Music Industry Groups Await Judgment On Breakthrough Royalty Agreement

Print This Post Print This Post

Music industry groups in the United States recently struck what they call an “historic” agreement on mechanical royalty rates and standards in a digital age. Now, they are awaiting final approval on the agreement.

The Recording Industry Association of America (RIAA), National Music Publishers’ Association (NMPA), and Digital Media Association (DiMA) filed an industry-wide agreement that they said “fully resolves” the Copyright Royalty Board (CRB) Rate Proceeding under Section 115 of the US Copyright Act.

The industry announcement and submission of the 25-page agreement came on 11 April. According to industry sources, the Copyright Royalty Judges must issue a final determination no later than 15 days before the expiration of current statutory rate and terms, which is on 1 January 2013.

The timing of the decision is at the discretion of the judges, and one of the judges recently stepped down, with a new justice expected to join in May, the source said.

Industry is “hopeful” that the Board determination will come soon, since the agreement is collaborative. The agreement covers the period from 2013 to 2017.

“The agreement simplifies licensing burdens for digital music and, we believe, enables music entrepreneurs to develop new business models since they can now have more cost certainty for mechanical rights,” Amy Lee of the NMPA told Intellectual Property Watch. “This is good news for music fans everywhere (and music entrepreneurs).”

Newly created royalty-rate categories reflect newly developed music services, such as music lockers, and “anticipates soon-to-come offerings,” she said.

“From the songwriters and music publisher perspective, we believe the agreement will help songwriters and music publishers benefit from the growing digital music market,” said Lee.

According to RIAA, the agreement, submitted in the form of draft regulations, “proposes for the first time mechanical royalty rates for interactive streaming and limited downloads, including for subscription and ad-supported services. The agreement proposes a flexible percentage of revenue rate structure, with minimum payments in certain circumstances.”

“Limited download and interactive streaming services will generally pay a mechanical royalty of 10.5 percent of revenue, less any amounts owed for performance royalties,” RIAA said. “In certain instances, royalty-free promotional streaming is allowed.”

Non-interactive, audio-only streaming services “do not require reproduction or distribution licenses from copyright owners,” the association said.
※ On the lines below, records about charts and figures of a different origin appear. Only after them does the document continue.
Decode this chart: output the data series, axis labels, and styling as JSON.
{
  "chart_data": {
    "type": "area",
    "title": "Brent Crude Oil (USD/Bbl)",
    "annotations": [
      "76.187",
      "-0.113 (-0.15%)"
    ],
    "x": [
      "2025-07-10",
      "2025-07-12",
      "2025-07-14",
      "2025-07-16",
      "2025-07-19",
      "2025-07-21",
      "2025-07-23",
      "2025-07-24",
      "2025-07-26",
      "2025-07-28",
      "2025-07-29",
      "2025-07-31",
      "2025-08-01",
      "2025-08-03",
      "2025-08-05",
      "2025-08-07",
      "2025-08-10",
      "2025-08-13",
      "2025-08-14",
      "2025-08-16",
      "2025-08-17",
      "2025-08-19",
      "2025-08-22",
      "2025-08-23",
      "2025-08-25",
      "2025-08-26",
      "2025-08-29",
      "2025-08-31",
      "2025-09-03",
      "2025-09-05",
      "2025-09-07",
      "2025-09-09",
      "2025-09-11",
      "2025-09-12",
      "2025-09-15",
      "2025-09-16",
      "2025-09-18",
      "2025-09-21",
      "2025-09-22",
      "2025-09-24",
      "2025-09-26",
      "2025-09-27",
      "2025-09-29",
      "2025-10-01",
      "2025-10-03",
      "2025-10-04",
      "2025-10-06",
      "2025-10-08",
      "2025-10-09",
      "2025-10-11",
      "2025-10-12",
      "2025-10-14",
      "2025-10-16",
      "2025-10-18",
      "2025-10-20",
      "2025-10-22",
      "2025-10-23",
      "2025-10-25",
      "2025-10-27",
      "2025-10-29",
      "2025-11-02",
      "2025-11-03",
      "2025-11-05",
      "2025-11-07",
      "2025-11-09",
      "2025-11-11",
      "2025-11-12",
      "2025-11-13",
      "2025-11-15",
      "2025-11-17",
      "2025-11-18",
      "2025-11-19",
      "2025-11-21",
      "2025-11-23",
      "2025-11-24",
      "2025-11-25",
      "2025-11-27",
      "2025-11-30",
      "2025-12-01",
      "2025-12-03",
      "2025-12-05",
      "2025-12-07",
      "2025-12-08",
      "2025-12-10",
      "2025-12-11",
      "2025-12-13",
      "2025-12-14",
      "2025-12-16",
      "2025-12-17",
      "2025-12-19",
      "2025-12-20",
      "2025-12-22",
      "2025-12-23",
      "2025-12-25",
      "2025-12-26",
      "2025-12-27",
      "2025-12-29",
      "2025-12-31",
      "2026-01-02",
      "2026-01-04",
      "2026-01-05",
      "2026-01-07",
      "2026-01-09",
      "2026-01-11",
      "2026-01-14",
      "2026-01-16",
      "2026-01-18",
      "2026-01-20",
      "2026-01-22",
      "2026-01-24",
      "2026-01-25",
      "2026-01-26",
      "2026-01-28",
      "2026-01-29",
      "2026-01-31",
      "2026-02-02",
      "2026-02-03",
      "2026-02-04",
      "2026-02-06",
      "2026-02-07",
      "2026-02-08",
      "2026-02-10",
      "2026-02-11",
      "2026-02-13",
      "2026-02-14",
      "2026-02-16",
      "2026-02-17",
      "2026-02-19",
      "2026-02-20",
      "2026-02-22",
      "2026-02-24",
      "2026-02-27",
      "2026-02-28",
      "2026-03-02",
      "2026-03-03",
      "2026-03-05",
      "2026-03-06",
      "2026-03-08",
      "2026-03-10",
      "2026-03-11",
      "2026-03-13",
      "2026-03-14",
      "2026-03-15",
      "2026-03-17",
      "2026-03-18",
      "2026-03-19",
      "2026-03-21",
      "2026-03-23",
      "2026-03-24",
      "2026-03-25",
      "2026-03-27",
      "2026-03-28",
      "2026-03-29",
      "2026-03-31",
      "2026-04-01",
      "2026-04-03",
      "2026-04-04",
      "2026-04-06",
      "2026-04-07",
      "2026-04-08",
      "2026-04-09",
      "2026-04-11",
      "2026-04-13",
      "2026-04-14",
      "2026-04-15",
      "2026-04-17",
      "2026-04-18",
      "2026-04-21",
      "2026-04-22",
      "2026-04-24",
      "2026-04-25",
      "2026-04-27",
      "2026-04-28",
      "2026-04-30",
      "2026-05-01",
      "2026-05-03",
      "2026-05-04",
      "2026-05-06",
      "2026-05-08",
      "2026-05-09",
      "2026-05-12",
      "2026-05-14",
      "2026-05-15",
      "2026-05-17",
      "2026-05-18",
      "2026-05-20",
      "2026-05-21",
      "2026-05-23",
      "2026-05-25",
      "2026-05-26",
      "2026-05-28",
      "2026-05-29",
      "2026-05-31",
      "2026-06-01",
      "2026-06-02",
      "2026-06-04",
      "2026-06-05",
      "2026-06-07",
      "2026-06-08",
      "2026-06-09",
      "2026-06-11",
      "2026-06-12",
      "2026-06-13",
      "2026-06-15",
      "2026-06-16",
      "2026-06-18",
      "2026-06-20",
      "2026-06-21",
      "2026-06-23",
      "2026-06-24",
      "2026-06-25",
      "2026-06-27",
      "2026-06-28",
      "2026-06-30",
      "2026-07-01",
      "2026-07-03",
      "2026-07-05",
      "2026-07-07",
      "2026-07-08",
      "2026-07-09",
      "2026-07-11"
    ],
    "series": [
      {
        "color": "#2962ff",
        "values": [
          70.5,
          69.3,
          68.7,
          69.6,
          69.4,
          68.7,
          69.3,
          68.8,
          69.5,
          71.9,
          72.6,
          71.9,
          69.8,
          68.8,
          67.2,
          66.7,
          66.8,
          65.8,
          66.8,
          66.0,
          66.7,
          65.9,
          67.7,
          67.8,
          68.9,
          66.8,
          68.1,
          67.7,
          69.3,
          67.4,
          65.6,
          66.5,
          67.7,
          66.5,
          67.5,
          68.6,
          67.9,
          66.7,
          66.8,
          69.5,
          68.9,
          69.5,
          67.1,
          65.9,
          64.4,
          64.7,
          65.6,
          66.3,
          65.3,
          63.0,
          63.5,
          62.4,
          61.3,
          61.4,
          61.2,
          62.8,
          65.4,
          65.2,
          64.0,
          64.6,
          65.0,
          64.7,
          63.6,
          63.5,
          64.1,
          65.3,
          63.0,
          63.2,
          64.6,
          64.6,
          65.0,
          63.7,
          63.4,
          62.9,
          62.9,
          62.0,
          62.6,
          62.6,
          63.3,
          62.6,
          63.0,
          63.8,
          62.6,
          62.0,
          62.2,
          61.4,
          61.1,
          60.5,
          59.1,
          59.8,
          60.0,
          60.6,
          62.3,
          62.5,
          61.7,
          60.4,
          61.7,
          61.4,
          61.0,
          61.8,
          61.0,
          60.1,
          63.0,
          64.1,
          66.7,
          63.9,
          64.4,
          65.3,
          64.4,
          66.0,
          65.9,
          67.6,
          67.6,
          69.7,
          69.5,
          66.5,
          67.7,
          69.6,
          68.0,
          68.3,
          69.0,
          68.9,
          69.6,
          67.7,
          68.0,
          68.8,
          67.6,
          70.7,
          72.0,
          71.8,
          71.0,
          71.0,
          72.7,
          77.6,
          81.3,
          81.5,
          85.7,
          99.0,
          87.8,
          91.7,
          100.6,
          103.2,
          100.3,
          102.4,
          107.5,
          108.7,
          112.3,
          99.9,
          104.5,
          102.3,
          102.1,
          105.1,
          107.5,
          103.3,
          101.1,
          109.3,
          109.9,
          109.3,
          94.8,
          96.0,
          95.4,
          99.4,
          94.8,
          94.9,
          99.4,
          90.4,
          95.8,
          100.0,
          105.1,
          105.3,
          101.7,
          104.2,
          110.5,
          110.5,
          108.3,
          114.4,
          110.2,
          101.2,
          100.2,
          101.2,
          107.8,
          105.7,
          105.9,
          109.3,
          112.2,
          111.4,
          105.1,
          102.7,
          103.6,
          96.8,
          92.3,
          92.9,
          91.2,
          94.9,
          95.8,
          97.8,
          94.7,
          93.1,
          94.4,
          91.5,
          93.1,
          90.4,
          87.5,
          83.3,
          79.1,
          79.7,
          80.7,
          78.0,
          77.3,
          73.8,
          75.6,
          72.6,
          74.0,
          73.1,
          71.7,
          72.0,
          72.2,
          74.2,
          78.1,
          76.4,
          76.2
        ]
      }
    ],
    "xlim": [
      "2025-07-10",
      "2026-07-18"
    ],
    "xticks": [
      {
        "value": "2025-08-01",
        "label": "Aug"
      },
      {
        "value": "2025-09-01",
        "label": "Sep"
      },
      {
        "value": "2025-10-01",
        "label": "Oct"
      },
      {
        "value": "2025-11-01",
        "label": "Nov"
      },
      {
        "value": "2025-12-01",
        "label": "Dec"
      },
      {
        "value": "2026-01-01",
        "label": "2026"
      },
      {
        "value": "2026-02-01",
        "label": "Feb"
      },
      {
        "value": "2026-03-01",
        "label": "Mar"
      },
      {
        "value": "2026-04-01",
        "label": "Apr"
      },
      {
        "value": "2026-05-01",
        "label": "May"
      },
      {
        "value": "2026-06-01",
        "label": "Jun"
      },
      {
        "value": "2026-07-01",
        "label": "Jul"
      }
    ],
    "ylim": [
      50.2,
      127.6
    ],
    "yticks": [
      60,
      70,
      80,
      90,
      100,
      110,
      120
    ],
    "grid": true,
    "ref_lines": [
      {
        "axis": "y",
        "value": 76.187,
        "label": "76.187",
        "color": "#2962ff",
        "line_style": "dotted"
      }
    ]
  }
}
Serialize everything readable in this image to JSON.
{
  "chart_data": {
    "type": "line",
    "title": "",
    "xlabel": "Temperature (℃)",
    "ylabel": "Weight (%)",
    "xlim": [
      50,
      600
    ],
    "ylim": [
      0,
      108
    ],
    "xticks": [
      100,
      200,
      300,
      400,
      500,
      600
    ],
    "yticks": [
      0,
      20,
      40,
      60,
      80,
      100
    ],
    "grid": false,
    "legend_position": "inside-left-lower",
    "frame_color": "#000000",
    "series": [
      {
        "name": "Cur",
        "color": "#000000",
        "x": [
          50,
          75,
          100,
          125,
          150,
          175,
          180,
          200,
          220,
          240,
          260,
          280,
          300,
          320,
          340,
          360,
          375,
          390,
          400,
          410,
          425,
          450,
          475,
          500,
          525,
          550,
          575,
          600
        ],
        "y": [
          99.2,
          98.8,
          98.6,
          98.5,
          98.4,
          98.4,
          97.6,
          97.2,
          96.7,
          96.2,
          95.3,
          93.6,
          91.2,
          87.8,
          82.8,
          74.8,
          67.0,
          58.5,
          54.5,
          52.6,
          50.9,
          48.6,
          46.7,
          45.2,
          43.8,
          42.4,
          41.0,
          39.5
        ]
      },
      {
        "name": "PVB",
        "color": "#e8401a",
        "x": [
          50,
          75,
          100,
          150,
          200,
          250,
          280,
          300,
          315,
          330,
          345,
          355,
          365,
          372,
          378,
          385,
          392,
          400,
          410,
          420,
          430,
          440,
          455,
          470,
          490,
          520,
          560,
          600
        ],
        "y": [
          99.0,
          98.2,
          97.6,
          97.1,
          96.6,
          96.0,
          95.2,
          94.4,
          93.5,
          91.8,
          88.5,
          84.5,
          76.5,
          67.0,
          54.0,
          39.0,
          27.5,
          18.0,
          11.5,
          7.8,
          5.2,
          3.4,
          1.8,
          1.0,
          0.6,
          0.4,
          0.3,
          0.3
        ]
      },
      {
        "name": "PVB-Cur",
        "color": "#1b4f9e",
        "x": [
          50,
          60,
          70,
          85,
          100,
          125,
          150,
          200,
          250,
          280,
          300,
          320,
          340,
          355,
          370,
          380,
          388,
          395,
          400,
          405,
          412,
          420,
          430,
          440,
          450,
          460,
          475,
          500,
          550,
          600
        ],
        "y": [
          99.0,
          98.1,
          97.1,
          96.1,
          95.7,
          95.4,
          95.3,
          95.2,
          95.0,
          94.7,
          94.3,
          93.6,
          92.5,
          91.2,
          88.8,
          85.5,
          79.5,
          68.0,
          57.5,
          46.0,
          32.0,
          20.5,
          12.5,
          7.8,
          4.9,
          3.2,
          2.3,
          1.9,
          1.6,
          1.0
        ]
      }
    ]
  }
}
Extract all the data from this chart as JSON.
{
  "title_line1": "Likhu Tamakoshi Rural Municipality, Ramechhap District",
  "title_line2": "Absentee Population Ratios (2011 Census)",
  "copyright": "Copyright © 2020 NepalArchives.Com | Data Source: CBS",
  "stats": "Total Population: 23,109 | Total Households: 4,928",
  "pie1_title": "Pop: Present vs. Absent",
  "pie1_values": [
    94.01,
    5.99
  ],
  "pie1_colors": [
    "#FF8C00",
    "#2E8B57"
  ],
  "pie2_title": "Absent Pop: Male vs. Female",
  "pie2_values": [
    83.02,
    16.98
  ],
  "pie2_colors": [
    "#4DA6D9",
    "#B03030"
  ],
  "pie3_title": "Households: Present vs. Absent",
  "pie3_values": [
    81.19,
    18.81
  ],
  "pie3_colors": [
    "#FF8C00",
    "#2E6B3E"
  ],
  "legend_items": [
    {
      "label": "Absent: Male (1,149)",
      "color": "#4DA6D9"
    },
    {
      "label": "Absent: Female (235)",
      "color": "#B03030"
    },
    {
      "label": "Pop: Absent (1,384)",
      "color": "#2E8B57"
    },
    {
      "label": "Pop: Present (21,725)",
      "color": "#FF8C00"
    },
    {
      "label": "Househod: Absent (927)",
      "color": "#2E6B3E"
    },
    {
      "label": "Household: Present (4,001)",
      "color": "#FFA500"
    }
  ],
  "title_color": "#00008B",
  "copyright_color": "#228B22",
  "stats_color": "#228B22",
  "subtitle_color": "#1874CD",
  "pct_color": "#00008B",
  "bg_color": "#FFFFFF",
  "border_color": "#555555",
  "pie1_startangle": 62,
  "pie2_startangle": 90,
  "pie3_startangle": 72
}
And the agreement “does not address royalty rates for physical product or permanent music downloads.”

Highlights of the agreement (from the industry press release):

“The settlement provides for the development of new digital music services and business models offering music to consumers by creating new rates and terms under Section 115 for five new categories, which include:
• Mixed service bundles (for example, a locker service, limited interactive service, downloads or ringtones combined with a non-music product such as a mobile phone, consumer electronics device or Internet service)
• Paid locker services (subscription-based locker providing on-demand streaming and downloads)
• Purchased content lockers (a free locker functionally provided to a purchaser of a permanent digital download, ringtone or CD where the music provider and locker have an agreement)
• “Limited offerings” (subscription-based service offering limited genres of music or specialized playlists)
• Music bundles (bundling music products such as CDs, ringtones and permanent digital downloads)”

The agreement “establishes a royalty rate category for these new business models and rolls forward, with limited changes, all existing rates and terms for CDs and downloads,” they said.

Statements of support were issued by the proponents, and are as follows:

Lee Knife, Executive Director, DiMA:
“From the advent of internet radio services, to online music stores, on-demand streaming and more recently, cloud-based music services, digital media providers thrive on creating new ways for fans to enjoy more music whenever and wherever they want,” Knife said. “Today’s agreement paves the way for our members to continue developing exciting new business models that satisfy consumers, create greater revenue opportunities for music creators and effectively fight piracy, the music industry’s greatest threat.”

David Israelite, President and CEO, NMPA:
“Today’s agreement is not only an important show of industry cooperation, but a testament to the value of the creative content being provided to consumers,” said Israelite. “This agreement represents the culmination of months of discussions among the music industry, digital service providers and technology companies, and will provide more consumer choice with respect to when and how to access music while ensuring songwriters and music publishers continue to thrive in the digital age.”

Cary Sherman, Chairman and CEO, RIAA:
“This is a historic agreement that reflects our mission to make it easier for digital music services to launch cutting-edge business models and streamline the licensing process,” said Sherman. “This is a major win for consumers, the music community, and entrepreneurs and investors in new music services. Getting to an agreement was a challenge, and I want to thank Steve Marks, our lead negotiator, for his persistence and creativity in getting a deal done.”